This blog is devoted to remembrances and essays on general topics, including literature and writing. It has evolved over time, and some older posts on this site might reflect a different perspective and purpose.

New posts on Wednesdays. Email wallacemike8@gmail.com

Friday, January 20, 2012

Dreaming of a Simple Tax System


            My son, Nick, is 21 years old. He lives at home, works about 35 hours a week at a local bakery and is taking two classes at the community college this semester. This week he got his W-2 form from the bakery and took it to H&R Block to have his taxes done.
            That says something about our tax system, but I’m going to try to avoid easy posturing about its being too complicated. It probably is, but skewering it for that is a simplistic cheap shot.

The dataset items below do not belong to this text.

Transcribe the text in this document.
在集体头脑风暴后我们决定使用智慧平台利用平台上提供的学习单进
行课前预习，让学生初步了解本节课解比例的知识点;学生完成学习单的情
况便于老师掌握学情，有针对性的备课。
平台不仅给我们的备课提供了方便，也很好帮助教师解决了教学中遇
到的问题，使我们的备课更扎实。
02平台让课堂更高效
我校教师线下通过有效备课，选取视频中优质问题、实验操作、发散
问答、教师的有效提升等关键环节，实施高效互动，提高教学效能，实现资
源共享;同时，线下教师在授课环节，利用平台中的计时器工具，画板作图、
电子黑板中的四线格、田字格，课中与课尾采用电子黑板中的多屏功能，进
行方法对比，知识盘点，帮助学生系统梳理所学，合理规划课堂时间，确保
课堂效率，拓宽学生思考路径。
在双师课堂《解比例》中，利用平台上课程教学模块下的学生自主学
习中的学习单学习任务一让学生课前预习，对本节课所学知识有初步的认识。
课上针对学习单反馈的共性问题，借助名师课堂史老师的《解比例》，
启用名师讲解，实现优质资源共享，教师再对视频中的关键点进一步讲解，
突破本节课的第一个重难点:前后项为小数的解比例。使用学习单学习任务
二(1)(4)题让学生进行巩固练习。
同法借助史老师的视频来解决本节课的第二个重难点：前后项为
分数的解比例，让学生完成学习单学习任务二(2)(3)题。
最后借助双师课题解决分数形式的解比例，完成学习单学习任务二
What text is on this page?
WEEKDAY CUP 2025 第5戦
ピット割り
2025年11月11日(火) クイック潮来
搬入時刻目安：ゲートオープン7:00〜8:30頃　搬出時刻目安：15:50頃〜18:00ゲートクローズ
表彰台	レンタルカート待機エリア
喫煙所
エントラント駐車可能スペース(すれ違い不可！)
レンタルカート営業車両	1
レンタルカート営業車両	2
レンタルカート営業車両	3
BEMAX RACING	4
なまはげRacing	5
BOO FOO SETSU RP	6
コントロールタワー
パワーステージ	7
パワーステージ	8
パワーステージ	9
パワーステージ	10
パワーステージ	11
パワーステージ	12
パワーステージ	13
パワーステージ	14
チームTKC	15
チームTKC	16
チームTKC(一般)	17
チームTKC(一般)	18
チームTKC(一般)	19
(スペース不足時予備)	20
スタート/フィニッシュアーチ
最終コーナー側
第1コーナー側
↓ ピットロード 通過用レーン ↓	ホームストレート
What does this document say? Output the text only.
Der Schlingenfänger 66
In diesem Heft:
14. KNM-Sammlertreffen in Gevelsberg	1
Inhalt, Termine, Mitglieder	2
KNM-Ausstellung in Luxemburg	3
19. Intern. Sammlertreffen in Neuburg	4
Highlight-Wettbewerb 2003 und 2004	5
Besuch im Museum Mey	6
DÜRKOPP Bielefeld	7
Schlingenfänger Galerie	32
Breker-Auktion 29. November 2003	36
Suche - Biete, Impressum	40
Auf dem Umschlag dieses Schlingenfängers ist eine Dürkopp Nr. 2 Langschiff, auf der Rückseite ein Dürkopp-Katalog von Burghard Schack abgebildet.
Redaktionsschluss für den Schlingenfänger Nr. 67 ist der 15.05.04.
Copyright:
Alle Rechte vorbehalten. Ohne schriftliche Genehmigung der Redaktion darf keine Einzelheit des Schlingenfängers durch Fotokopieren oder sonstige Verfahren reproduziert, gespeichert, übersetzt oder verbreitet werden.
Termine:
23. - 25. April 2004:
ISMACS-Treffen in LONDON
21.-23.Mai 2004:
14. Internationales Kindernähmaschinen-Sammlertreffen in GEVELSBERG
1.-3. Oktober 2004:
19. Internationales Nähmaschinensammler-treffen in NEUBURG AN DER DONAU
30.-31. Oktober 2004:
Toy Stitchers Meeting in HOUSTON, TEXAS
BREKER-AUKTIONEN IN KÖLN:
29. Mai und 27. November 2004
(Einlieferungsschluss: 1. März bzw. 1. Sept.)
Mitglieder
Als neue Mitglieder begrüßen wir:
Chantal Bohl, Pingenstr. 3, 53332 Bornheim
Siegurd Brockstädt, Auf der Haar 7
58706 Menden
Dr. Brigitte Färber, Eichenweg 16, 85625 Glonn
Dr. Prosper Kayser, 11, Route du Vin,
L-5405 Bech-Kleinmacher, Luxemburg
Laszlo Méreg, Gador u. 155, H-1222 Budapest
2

It’s not at all clear that a far simpler alternative would really be any better.
            Taxes, governmental regulations, lawyers and accountants are all unpopular outgrowths of a complex industrialized society. At some level we all want to close a deal with a handshake, rather than a 30-page contract, and most of us would probably love to have a one-page tax form that could be filled out in 10 minutes after dinner on April 14.
            For a variety of reasons, that’s not likely to happen. In the past 40 years, nearly every presidential primary season has generated at least one candidate (usually a Republican) with a highly touted plan to simplify the tax code, generally with some variation of a flat tax. I call these people GANH candidates, because they’re invariably Gone After New Hampshire.
            Whenever a GANH candidate begins to pick up traction in the polls, as Herman Cain did last year and Steve Forbes did a while back, a funny thing always happens. People who know a thing or two about economics begin to take a hard look at their tax plans, and they never stand up to any serious intellectual scrutiny. Simplifying the tax code apparently is not as easy as most people think.
            In most cases, the simplification isn’t even that simple. Bruce Bartlett, who served as an economic adviser to Ronald Reagan and Jack Kemp, wrote recently in the Times that if you create a flat tax with deductions — even for such popular items as mortgage interest and charitable contributions — you defeat the simplification rationale of the flat tax. And if a tax is truly flat, the benefits invariably skew to the high earners.
            Consider the point of charitable contributions. If someone makes a million dollars in a year and gives half of it to charity, should she pay taxes on the million or on the $500K that’s left after the charitable giving? The latter alternative, to me, is fairer than the first.
            Some of the complexities of the tax code are nothing more than special-interest perks, but most of them derive from an attempt to factor in the reality of a large and complicated country. When I first went into business for myself, I was overwhelmed by all the rules on deductions, but most, once you get to know them better, are actually fairly sensible. My son has some education and training expenses that may be deductible, and if it takes an accountant or tax advisor to point them out, so be it. And I’m happy he sought out some informed opinion. Realizing when you’re in over your head is an indication that you’re getting older and wiser.
            If the tax code is too complex, it’s in large measure because society is too complex. Our inner Jeffersonian might yearn for a simpler society, but the horses have long since departed through that particular barn door. The only way we’re going to get back to a simple society is if a nuclear war or environmental catastrophe turns the survivors into roving gangs of bandits. I’d rather take my chances with the IRS.